Ellie Dyer and photographer Conor Wall find a taste of cowboy life at Samba Brazilian Steakhouse.

Faced with months in grassy plains with only cattle for company, legend has it that the gauchos of Brazil helped keep their spirits up with churrasco — a cooking style where meat cuts are barbequed over pits of glowing charcoal.

Over the years, the culinary art made its way to restaurants, called churrascaria, and gained popularity throughout the world. In 2012 Brazilian barbeque went one step further and arrived in Phnom Penh.

The opening of Samba on Sihanouk Boulevard provided a new experience for local diners, but also marked an expansion for a successful restaurant group that started in Singapore about 10 years ago.

“We can’t bring the whole of Brazil here, but we bring the best of Brazil here,” says owner Sebastian Koh, who also runs Samba in Vietnam and is looking forward to his first trip to Brazil, the country that inspired him, with a colleague later this year.

Though some modifications have been made to tradition in order to cater for an Asian audience, such as the provision of honey-roasted pork and a selection of seafood including calamari and shrimp, Samba’s roots remain clear.

One wall at the Phnom Penh eatery is dominated by an image of Rio de Janeiro’s iconic statue of Christ the Redeemer and, in keeping with the tradition, each diner receives a small round button to signify when they want to eat more. The green side tells staff to serve you cuts of meat — flipping it to the red side signals a full belly.

Both ingredients and cooking techniques are also traditional. Rock salt mixed with seasoning is imported from Brazil, while a rotating machine has been brought in from South America to cook beef ribs slowly over a low heat.

Though the restaurant offers a wide range of salads and side dishes, the main draw is undoubtedly its meat — imported from countries including the United States, New Zealand and Australia. The buffet (from $15.90 to $26.90 depending on the day and time) includes between eight and 15 types of meat, including sirloin and rump steak, ham, sausages and ribs that are cut at the table by staff working as ‘passadors’.

Glass divides the seating area from the giant charcoal grill, so diners can see food being prepared. Sauces are slathered onto skewered cuts with large paintbrushes before they are rotated above the warming coals.
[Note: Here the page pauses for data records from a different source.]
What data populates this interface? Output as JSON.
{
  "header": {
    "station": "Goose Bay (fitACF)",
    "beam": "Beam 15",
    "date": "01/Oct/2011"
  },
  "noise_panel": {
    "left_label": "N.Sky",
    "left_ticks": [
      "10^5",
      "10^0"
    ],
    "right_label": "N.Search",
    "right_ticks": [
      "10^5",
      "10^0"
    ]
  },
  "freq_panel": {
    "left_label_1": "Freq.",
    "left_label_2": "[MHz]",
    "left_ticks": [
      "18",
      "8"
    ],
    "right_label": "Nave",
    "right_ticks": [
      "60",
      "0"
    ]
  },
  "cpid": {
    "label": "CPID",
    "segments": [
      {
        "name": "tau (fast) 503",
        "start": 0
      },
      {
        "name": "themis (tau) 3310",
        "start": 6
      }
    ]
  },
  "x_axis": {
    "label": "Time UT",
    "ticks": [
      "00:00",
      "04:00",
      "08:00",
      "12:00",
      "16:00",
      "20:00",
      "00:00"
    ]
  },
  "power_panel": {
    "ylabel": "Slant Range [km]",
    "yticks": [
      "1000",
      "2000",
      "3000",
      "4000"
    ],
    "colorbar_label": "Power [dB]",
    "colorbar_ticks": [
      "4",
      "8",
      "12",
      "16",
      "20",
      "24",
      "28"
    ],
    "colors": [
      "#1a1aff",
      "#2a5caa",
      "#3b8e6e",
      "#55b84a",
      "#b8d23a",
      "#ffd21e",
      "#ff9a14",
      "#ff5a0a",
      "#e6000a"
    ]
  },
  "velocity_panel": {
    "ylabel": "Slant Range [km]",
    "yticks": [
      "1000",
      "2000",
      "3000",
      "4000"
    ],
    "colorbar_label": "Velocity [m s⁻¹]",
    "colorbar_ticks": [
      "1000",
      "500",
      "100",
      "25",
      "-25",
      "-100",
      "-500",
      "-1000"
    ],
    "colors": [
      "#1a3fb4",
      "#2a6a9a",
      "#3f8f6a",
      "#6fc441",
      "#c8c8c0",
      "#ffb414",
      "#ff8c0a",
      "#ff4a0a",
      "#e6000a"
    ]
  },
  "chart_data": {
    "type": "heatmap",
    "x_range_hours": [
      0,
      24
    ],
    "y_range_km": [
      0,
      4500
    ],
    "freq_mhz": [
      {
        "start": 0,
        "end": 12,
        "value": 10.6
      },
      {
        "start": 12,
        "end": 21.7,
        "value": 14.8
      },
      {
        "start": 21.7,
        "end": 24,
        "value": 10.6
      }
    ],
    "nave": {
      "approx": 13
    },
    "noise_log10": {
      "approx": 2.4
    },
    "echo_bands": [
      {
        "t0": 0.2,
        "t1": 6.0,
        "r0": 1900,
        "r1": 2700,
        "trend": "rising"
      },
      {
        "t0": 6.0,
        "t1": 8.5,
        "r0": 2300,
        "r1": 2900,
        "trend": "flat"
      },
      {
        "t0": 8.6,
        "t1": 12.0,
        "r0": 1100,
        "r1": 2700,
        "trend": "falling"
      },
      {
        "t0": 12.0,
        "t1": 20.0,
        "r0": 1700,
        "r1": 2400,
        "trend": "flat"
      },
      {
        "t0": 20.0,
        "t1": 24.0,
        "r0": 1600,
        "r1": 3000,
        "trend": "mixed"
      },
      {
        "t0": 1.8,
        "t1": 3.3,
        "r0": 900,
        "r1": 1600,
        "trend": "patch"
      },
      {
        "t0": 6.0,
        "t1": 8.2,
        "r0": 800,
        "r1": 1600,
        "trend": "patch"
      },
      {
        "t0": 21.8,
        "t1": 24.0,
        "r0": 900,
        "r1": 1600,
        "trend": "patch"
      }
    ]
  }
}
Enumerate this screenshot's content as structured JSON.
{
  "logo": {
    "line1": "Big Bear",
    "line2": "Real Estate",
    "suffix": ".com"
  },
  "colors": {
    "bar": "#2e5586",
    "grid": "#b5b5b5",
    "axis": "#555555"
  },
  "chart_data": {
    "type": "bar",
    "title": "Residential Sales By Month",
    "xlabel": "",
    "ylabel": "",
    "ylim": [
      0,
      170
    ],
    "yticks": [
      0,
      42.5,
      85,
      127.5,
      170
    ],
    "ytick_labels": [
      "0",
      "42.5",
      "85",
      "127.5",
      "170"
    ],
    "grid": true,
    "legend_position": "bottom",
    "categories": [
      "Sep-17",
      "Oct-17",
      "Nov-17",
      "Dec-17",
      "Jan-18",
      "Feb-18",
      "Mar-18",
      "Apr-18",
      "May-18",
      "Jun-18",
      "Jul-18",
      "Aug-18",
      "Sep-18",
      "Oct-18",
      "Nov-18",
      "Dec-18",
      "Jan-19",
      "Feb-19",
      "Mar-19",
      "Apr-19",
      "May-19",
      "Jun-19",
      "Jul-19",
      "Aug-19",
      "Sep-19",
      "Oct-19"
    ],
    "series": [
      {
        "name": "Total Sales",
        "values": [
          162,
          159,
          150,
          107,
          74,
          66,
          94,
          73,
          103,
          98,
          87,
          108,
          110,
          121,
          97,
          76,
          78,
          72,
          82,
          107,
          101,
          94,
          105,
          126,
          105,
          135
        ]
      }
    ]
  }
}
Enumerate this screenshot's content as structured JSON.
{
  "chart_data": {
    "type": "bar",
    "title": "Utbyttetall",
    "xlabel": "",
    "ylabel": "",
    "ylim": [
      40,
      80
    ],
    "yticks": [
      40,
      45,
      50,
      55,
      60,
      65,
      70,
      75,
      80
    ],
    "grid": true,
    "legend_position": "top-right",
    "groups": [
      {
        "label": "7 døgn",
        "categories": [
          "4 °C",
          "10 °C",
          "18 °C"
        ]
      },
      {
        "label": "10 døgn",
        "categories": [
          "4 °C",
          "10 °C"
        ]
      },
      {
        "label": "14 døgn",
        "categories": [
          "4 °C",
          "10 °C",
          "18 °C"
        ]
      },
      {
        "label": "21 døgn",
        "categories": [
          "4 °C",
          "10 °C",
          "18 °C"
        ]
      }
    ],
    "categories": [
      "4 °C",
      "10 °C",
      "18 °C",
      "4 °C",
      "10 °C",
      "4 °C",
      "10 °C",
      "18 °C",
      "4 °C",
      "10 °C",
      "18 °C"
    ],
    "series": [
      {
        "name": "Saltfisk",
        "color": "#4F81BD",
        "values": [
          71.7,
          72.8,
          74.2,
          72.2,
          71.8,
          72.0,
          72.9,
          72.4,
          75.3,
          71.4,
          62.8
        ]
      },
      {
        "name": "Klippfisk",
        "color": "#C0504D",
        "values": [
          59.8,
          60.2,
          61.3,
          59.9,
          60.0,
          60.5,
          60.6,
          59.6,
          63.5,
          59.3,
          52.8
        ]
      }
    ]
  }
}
Executive directors Peter Michel and Daniel Lira, who both hail from the northern city of João Pessoa in Brazil’s Paraiba state, have used their expertise to train Cambodian cooks in Brazilian techniques and are rightly proud of the quality of the restaurant’s produce.

“Our meat, we only buy it chilled, not frozen. That’s why all the customers like to taste our meat, because it is very juicy. They enjoy it so much,” says Lira. “It’s the way the chef cooks also … we know the way to cook for customers,” adds Michel.

Samba Brazilian Steakhouse
Villa 64 Sihanouk Boulevard.
Open from 11.30am to 3pm and 5.30pm to 10.30 pm daily.